The air is quite blue by the time it gets in position for its test run, which is on a bit of ground I have been digging up by the only tree left out front, which is a young oak. So time to start. A little bit of fiddling here, and a little bit of fiddling there, and off we go! We have action! And a swirly bit is done near where I have been digging. With face lit with joy, my man heads off towards an undug patch: up and down he goes, enthusing endlessly about how he almost feels like he is driving a horse and plough. The noise is humungous. Bools sits looking away in the other direction, not interested. I watch with interest, more so because the rotovator seems to be sliding over the surface rather than getting to grips with any deeper digging. Those wretched bramble roots are going to stay intactus, if the rotovator was going to have its way.
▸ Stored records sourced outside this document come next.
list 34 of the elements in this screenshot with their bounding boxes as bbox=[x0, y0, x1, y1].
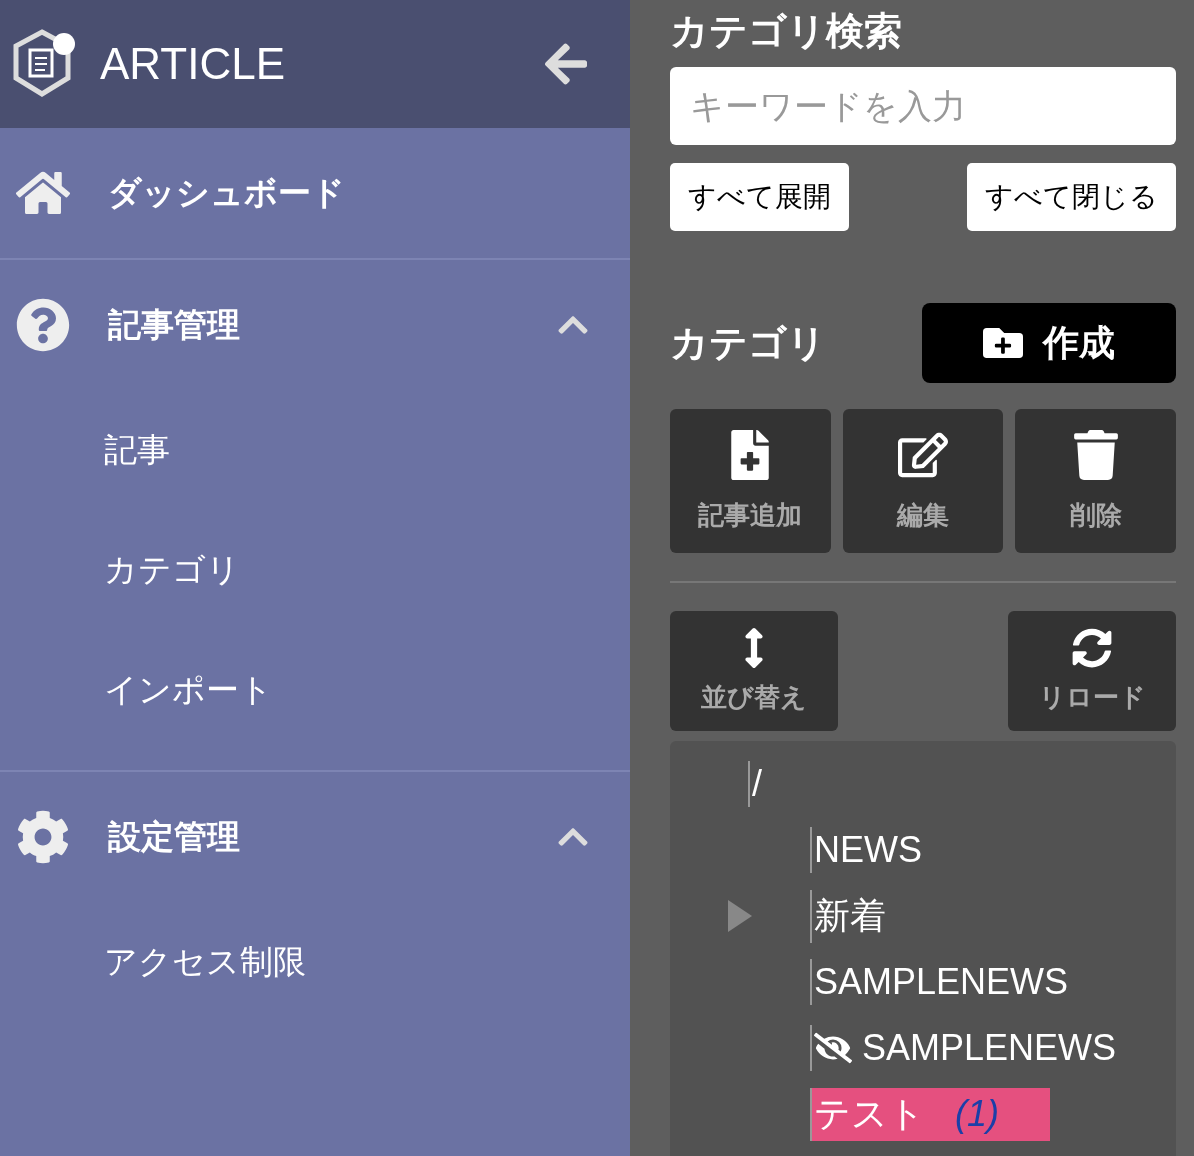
help-icon bbox=[16, 298, 70, 352]
nav-label: 記事管理 bbox=[108, 303, 241, 346]
nav-subitem[interactable]: 記事 bbox=[104, 427, 170, 473]
nav-subitem[interactable]: カテゴリ bbox=[104, 547, 240, 593]
collapse-all-button[interactable]: すべて閉じる bbox=[967, 163, 1176, 231]
sort-button[interactable]: 並び替え bbox=[670, 611, 838, 731]
action-button[interactable]: 編集 bbox=[842, 409, 1004, 553]
nav-subitem[interactable]: アクセス制限 bbox=[104, 939, 306, 985]
reload-button[interactable]: リロード bbox=[1008, 611, 1176, 731]
search-field[interactable]: キーワードを入力 bbox=[670, 67, 1176, 145]
count-label: (1) bbox=[955, 1093, 999, 1135]
expand-all-button[interactable]: すべて展開 bbox=[670, 163, 849, 231]
tree-node[interactable]: / bbox=[748, 761, 766, 807]
settings-icon bbox=[16, 810, 70, 864]
nav-item[interactable]: 設定管理 bbox=[0, 772, 630, 902]
nav-label: ダッシュボード bbox=[108, 171, 346, 214]
nav-subitem[interactable]: インポート bbox=[104, 667, 273, 713]
tree-node[interactable]: SAMPLENEWS bbox=[810, 1025, 1121, 1071]
expand-icon[interactable] bbox=[726, 898, 754, 934]
section-title: カテゴリ検索 bbox=[670, 8, 903, 55]
tree-node[interactable]: 新着 bbox=[810, 889, 890, 943]
nav-item[interactable]: 記事管理 bbox=[0, 260, 630, 390]
tree-node[interactable]: テスト (1) bbox=[810, 1087, 1050, 1141]
section-title: カテゴリ bbox=[670, 319, 826, 367]
reload-icon bbox=[1072, 627, 1112, 668]
brand-title: ARTICLE bbox=[100, 39, 287, 89]
create-button[interactable]: 作成 bbox=[922, 303, 1176, 383]
nav-item[interactable]: ダッシュボード bbox=[0, 128, 630, 258]
action-button[interactable]: 削除 bbox=[1015, 409, 1176, 553]
tree-node[interactable]: SAMPLENEWS bbox=[810, 959, 1073, 1005]
logo-icon bbox=[12, 28, 78, 100]
action-button[interactable]: 記事追加 bbox=[670, 409, 831, 553]
nav-label: 設定管理 bbox=[108, 815, 241, 858]
tree-node[interactable]: NEWS bbox=[810, 827, 926, 873]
Silence. Bools looks round in surprise. I try to stifle a giggle. The rotovator has stopped. Lester is not pleased. Muttering words which are not for your ears, he slouches off to try and find something to mend it with. It is difficult to stay calm when under such conditions. When your man is having a bit of a moment because his equipment is not up to par – well it does make them a weeny bit tetchy and one must endeavour to remain calm and not collapse into heaps of laughter: it does not help the situation at all. It's hard though.
So it is back to fork and spade for the time being and the bramble roots are being done war with again. Lester meanwhile has a project, which is to start his Tree Planting Programme. To date he has sorted out his tree seeds, and planted 2 avocado in jam jars. Plus he spent the afternoon having an adventure with Bruno, the two of them being of the opinion that they needed manure. And where better to get it from, that at Ju Belloc village’s donkey farm. I kid you not, the two of them couldn’t have been more enthusiastic about a pile of donkey manure. I meanwhile carried on digging until I was required to suitably enthuse about the pile of manure now sitting beside the roof tiles and builder’s stuff. Bruno was glowing with pride about the quality of the dung, and Lester was the same. I excused myself and did a bit more digging. Hopefully there will be things to be planted soon. I will leave Lester to sort out the dung. And the seeds. He is good at that. And the avo kernels will grow because he has the patience of a saint. But not with rotovators that don't go. Methinks that it will be taken off to the menders again, or else 'forgotten' about and put on the list of 'things to do when I have time'. We all have such lists, do we not?
Meanwhile, out front, we have planted eight tiny silver birch tree grown from seed in our last house, and about thirty hibuscus bare root plants donated by our neighbour Daniel. They will have to do battle with the remaining blackberry roots if they are to survive. Now the rotovator is out of commission for the time being, and my fork and spade are actively engaged in the bramble-root war, they might stand a chance. Plus Lester might share some of the donkey-dung. And you know what? There was absolutely NO wiff of anything unsavoury about that heap of dung. I guess after all, it might be as good as the two men say it is - apparently as Bruno was digging up the dung he was enthusing about the buttery-ness of it. I'll take his word for that.